Wednesday, January 7, 2015

Belonging

I've pretty much always been the worst when it comes to journaling.  I have many a notebook filled with good intentions and a dozen scribbled pages dissolving into many blank ones.  This goes all the way back to my pre-teen years.  I want so badly to be one of those women with beautifully scrawled pages, full of thoughts, feelings, prayers, desires.  Every so often, I even believe that this will be the year I'll do better and I'll try again (there's one on my nightstand as I type).  This blog has really been no different.  The manners-loving part of me feels like I need to apologize for this, probably on monogrammed stationery.  The rest of me is indifferent, as it would appear that this is just kind of who I am.

Despite that, I haven't taken this blog down.  I still come by and read what's going on with other people I've loved and followed over the years.  I keep up with my darling internet friends on other forms of social media. I loved the little community blogging created, and I miss it.  Mostly, I miss writing regularly.  Admittedly, most of what I wrote here was unimportant, even to me.  They were the little moments that make up a life, and while sweet, they were fluff.  Every once in a while though, I'd manage to string some words together that really said something resonant, and those are the moments I miss the most.  

I spend a lot of time alone.  A lot.  Honestly, I don't mind it.  I like my little routines and after I've listened to the voices of teens for 7.5 hours on a school day, silence is golden.  But, I have missed sitting down and filling my little corner of the internet with my brand of weirdness.  I have missed the fine art of rambling until things made sense.  I'm still struggling to find places where I fit in, whether in a church community or life in general (you try being the 30-something single girl at social gatherings sometime).  There are big, honking chunks of my life from 10 or so years ago that I still miss daily, especially people.  In some instances, I think I have romanticized the those days as far as their moments go, but I don't think I've done that with the people.  I'm a hard person to win over, and there were people from my former church (which feels almost like a former life, at this point) that I truly loved who are no longer people I see and that's so difficult to face. And it's harder because I just haven't found the kind of fit that I had at that time in my life again. 

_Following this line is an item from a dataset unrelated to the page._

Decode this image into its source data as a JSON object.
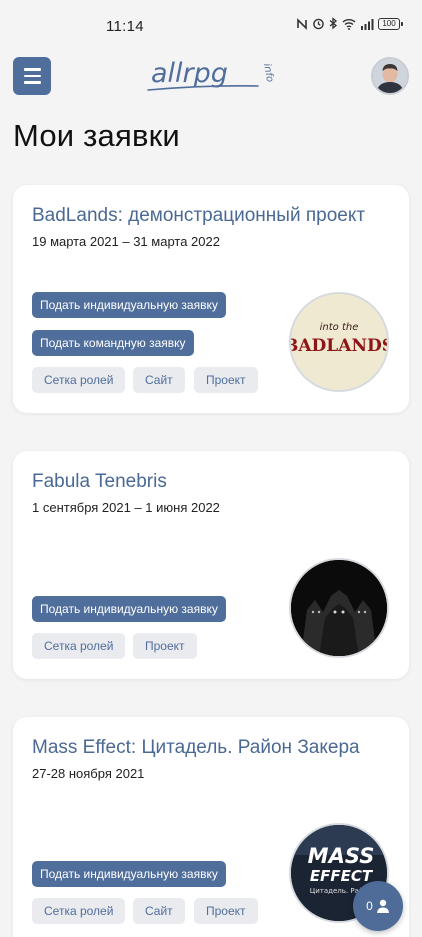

At dinner the other night, a friend and I were bemoaning the unique situations we are in socially.  It's hard to be a woman without a family of my own when most people my age have at least started on one.  There just isn't a lot of common ground. When the church you were raised in and the church you spent most of your 20's in are no longer a part of your life (one literally no longer exists), it's hard to know where you belong. 

I'm thankful that I belonged here, even if that has waned through my inability to find the time or find the words.  I'm thankful for the people I "met" and the thoughts and silliness shared in equal measure.  And while I doubt I will ever blog with the frequency I once did, I hope I can at least stop by with a thought or two a little more often, because we need as many places we belong as a we can get.  Even if they are ones you create for yourself.